The final exact amount of the value of the inventory in question is still being assessed by the Company. The Company will advise the market once it has conclusively determined the exact extent of the loss incurred by the Company.

The Company is actively investigating whether the removed inventory is capable of being recovered, and failing that, whether the Company has any recourse against third parties to mitigate any prospective loss incurred by the Company.

Implications on the Company’s financial performance and financial position

Should the Company be unable to recover the lost inventory, this event will have a material adverse impact on the Company’s financial performance, gross margin, EBITDA, and net profit this year. The extent of the impact on the financial performance and financial position of the Company has yet to be conclusively determined by the Board at this time, and the Executive Leadership Team and Board are continuing to work on assessing the financial impact of this development upon the Company. The Company will make a further release to the market once it has quantified the financial impact of the loss upon the Company.

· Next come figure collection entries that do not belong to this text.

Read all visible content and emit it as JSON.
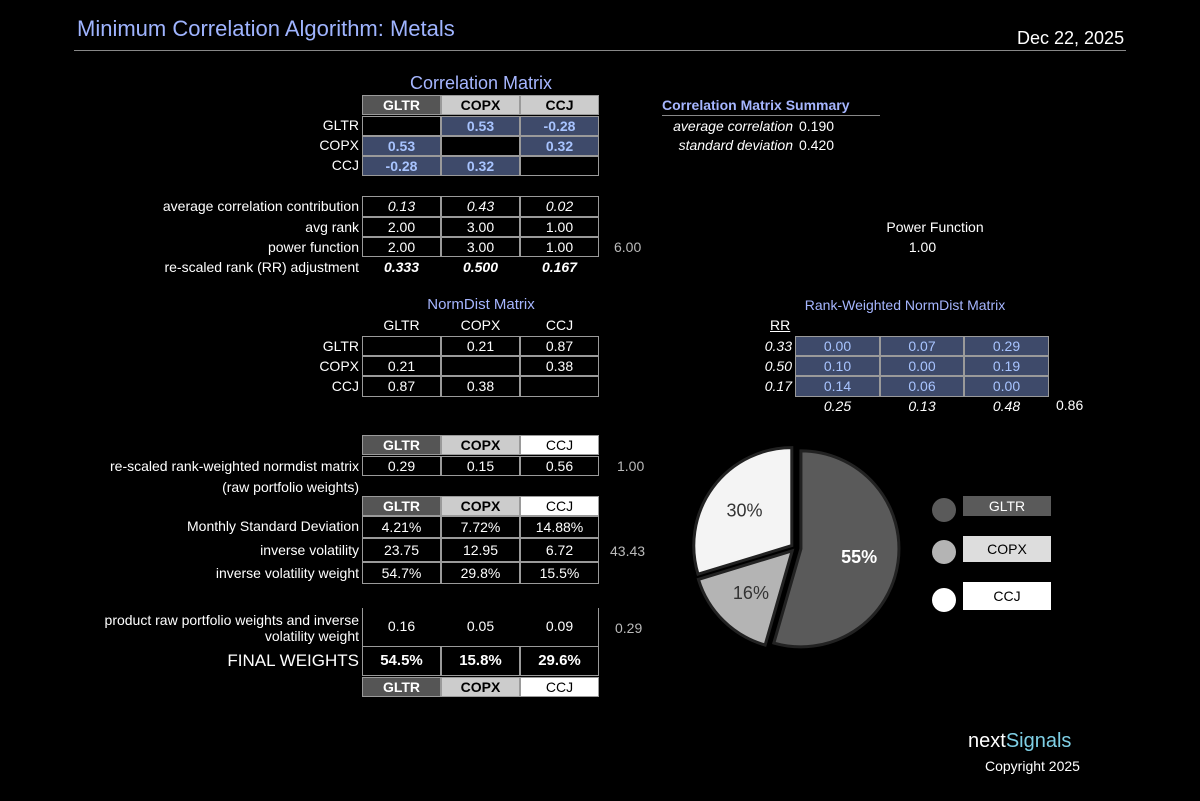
{
  "header": {
    "title": "Minimum Correlation Algorithm:  Metals",
    "date": "Dec 22, 2025"
  },
  "correlation_matrix": {
    "title": "Correlation Matrix",
    "columns": [
      "GLTR",
      "COPX",
      "CCJ"
    ],
    "rows": [
      {
        "label": "GLTR",
        "cells": [
          "",
          "0.53",
          "-0.28"
        ]
      },
      {
        "label": "COPX",
        "cells": [
          "0.53",
          "",
          "0.32"
        ]
      },
      {
        "label": "CCJ",
        "cells": [
          "-0.28",
          "0.32",
          ""
        ]
      }
    ]
  },
  "summary": {
    "title": "Correlation Matrix Summary",
    "avg_label": "average correlation",
    "avg_value": "0.190",
    "std_label": "standard deviation",
    "std_value": "0.420"
  },
  "stats": {
    "rows": [
      {
        "label": "average correlation contribution",
        "cells": [
          "0.13",
          "0.43",
          "0.02"
        ],
        "total": ""
      },
      {
        "label": "avg rank",
        "cells": [
          "2.00",
          "3.00",
          "1.00"
        ],
        "total": ""
      },
      {
        "label": "power function",
        "cells": [
          "2.00",
          "3.00",
          "1.00"
        ],
        "total": "6.00"
      },
      {
        "label": "re-scaled rank (RR) adjustment",
        "cells": [
          "0.333",
          "0.500",
          "0.167"
        ],
        "total": ""
      }
    ]
  },
  "power_function": {
    "label": "Power Function",
    "value": "1.00"
  },
  "normdist": {
    "title": "NormDist Matrix",
    "columns": [
      "GLTR",
      "COPX",
      "CCJ"
    ],
    "rows": [
      {
        "label": "GLTR",
        "cells": [
          "",
          "0.21",
          "0.87"
        ]
      },
      {
        "label": "COPX",
        "cells": [
          "0.21",
          "",
          "0.38"
        ]
      },
      {
        "label": "CCJ",
        "cells": [
          "0.87",
          "0.38",
          ""
        ]
      }
    ]
  },
  "rank_weighted": {
    "title": "Rank-Weighted NormDist Matrix",
    "rr_label": "RR",
    "rr": [
      "0.33",
      "0.50",
      "0.17"
    ],
    "rows": [
      [
        "0.00",
        "0.07",
        "0.29"
      ],
      [
        "0.10",
        "0.00",
        "0.19"
      ],
      [
        "0.14",
        "0.06",
        "0.00"
      ]
    ],
    "col_sums": [
      "0.25",
      "0.13",
      "0.48"
    ],
    "total": "0.86"
  },
  "weights": {
    "columns": [
      "GLTR",
      "COPX",
      "CCJ"
    ],
    "raw_label": "re-scaled rank-weighted normdist matrix",
    "raw_sub_label": "(raw portfolio weights)",
    "raw_cells": [
      "0.29",
      "0.15",
      "0.56"
    ],
    "raw_total": "1.00",
    "std_label": "Monthly Standard Deviation",
    "std_cells": [
      "4.21%",
      "7.72%",
      "14.88%"
    ],
    "invvol_label": "inverse volatility",
    "invvol_cells": [
      "23.75",
      "12.95",
      "6.72"
    ],
    "invvol_total": "43.43",
    "invw_label": "inverse volatility weight",
    "invw_cells": [
      "54.7%",
      "29.8%",
      "15.5%"
    ],
    "product_label_1": "product raw portfolio weights and inverse",
    "product_label_2": "volatility weight",
    "product_cells": [
      "0.16",
      "0.05",
      "0.09"
    ],
    "product_total": "0.29",
    "final_label": "FINAL WEIGHTS",
    "final_cells": [
      "54.5%",
      "15.8%",
      "29.6%"
    ]
  },
  "chart_data": {
    "type": "pie",
    "title": "",
    "categories": [
      "GLTR",
      "COPX",
      "CCJ"
    ],
    "values": [
      55,
      16,
      30
    ],
    "labels": [
      "55%",
      "16%",
      "30%"
    ],
    "colors": [
      "#5a5a5a",
      "#b4b4b4",
      "#f4f4f4"
    ],
    "legend": [
      "GLTR",
      "COPX",
      "CCJ"
    ]
  },
  "footer": {
    "brand_a": "next",
    "brand_b": "Signals",
    "copyright": "Copyright 2025"
  }
}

Implications on Bank Facility Financial Covenants

QEX’s subsidiary, New Y Trading Limited, which owns the inventory that has been misappropriated, and is party to the QEX group of companies principal bank funding facility, will, as a consequence of the misappropriated inventory, not meet three of its financial covenants comprised within the loan facility documentation: total equity to total assets ratio, earnings as a multiple of funding costs and current assets to current liabilities.

The Company is proposing to liaise with its bankers today, with a view to confirming the ongoing support of its bank in respect of the prospective breaches of covenant, and to seek a waiver of those breaches from its bankers.

The Company will provide an update of any material developments in respect of the progress of these discussions with the Company’s bankers.